Although particular combinations of features are recited in the claims and/or disclosed in the specification, these combinations are not intended to limit the disclosure of various implementations. In fact, many of these features may be combined in ways not specifically recited in the claims and/or disclosed in the specification. Although each dependent claim listed below may directly depend on only one claim, the disclosure of various implementations includes each dependent claim in combination with every other claim in the claim set. As used herein, a phrase referring to “at least one of” a list of items refers to any combination and permutation of those items, including single members. As an example, “at least one of: a, b, or c” is intended to cover a, b, c, a-b, a-c, b-c, and a-b-c, as well as any combination with multiple of the same item. As used herein, the term “and/or” used to connect items in a list refers to any combination and any permutation of those items, including single members (e.g., an individual item in the list). As an example, “a, b, and/or c” is intended to cover a, b, c, a-b, a-c, b-c, and a-b-c.

When “a processor” or “one or more processors” (or another device or component, such as “a controller” or “one or more controllers”) is described or claimed (within a single claim or across multiple claims) as performing multiple operations or being configured to perform multiple operations, this language is intended to broadly cover a variety of processor architectures and environments. For example, unless explicitly claimed otherwise (e.g., via the use of “first processor” and “second processor” or other language that differentiates processors in the claims), this language is intended to cover a single processor performing or being configured to perform all of the operations, a group of processors collectively performing or being configured to perform all of the operations, a first processor performing or being configured to perform a first operation and a second processor performing or being configured to perform a second operation, or any combination of processors performing or being configured to perform the operations. For example, when a claim has the form “one or more processors configured to: perform X; perform Y; and perform Z,” that claim should be interpreted to mean “one or more processors configured to perform X; one or more (possibly different) processors configured to perform Y; and one or more (also possibly different) processors configured to perform Z.”

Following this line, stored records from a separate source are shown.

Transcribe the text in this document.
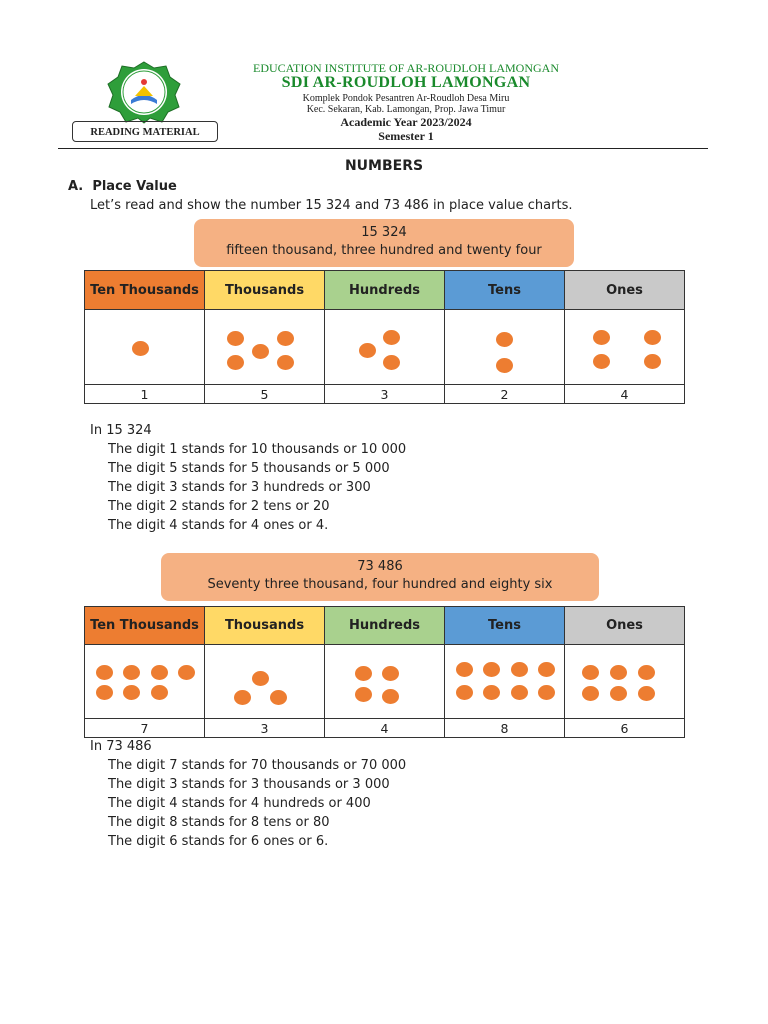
EDUCATION INSTITUTE OF AR-ROUDLOH LAMONGAN
SDI AR-ROUDLOH LAMONGAN
Komplek Pondok Pesantren Ar-Roudloh Desa Miru
Kec. Sekaran, Kab. Lamongan, Prop. Jawa Timur
Academic Year 2023/2024
Semester 1
READING MATERIAL
NUMBERS
A. Place Value
Let’s read and show the number 15 324 and 73 486 in place value charts.
15 324
fifteen thousand, three hundred and twenty four
Ten Thousands	Thousands	Hundreds	Tens	Ones

1	5	3	2	4
In 15 324
The digit 1 stands for 10 thousands or 10 000
The digit 5 stands for 5 thousands or 5 000
The digit 3 stands for 3 hundreds or 300
The digit 2 stands for 2 tens or 20
The digit 4 stands for 4 ones or 4.
73 486
Seventy three thousand, four hundred and eighty six
Ten Thousands	Thousands	Hundreds	Tens	Ones

7	3	4	8	6
In 73 486
The digit 7 stands for 70 thousands or 70 000
The digit 3 stands for 3 thousands or 3 000
The digit 4 stands for 4 hundreds or 400
The digit 8 stands for 8 tens or 80
The digit 6 stands for 6 ones or 6.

No element, act, or instruction used herein should be construed as critical or essential unless explicitly described as such. Also, as used herein, the articles “a” and “an” are intended to include one or more items, and may be used interchangeably with “one or more.” Further, as used herein, the article “the” is intended to include one or more items referenced in connection with the article “the” and may be used interchangeably with “the one or more.” Furthermore, as used herein, the term “set” is intended to include one or more items (e.g., related items, unrelated items, or a combination of related and unrelated items), and may be used interchangeably with “one or more.” Where only one item is intended, the phrase “only one” or similar language is used. Also, as used herein, the terms “has,” “have,” “having,” or the like are intended to be open-ended terms. Further, the phrase “based on” is intended to mean “based, at least in part, on” unless explicitly stated otherwise. Also, as used herein, the term “or” is intended to be inclusive when used in a series and may be used interchangeably with “and/or,” unless explicitly stated otherwise (e.g., if used in combination with “either” or “only one of”).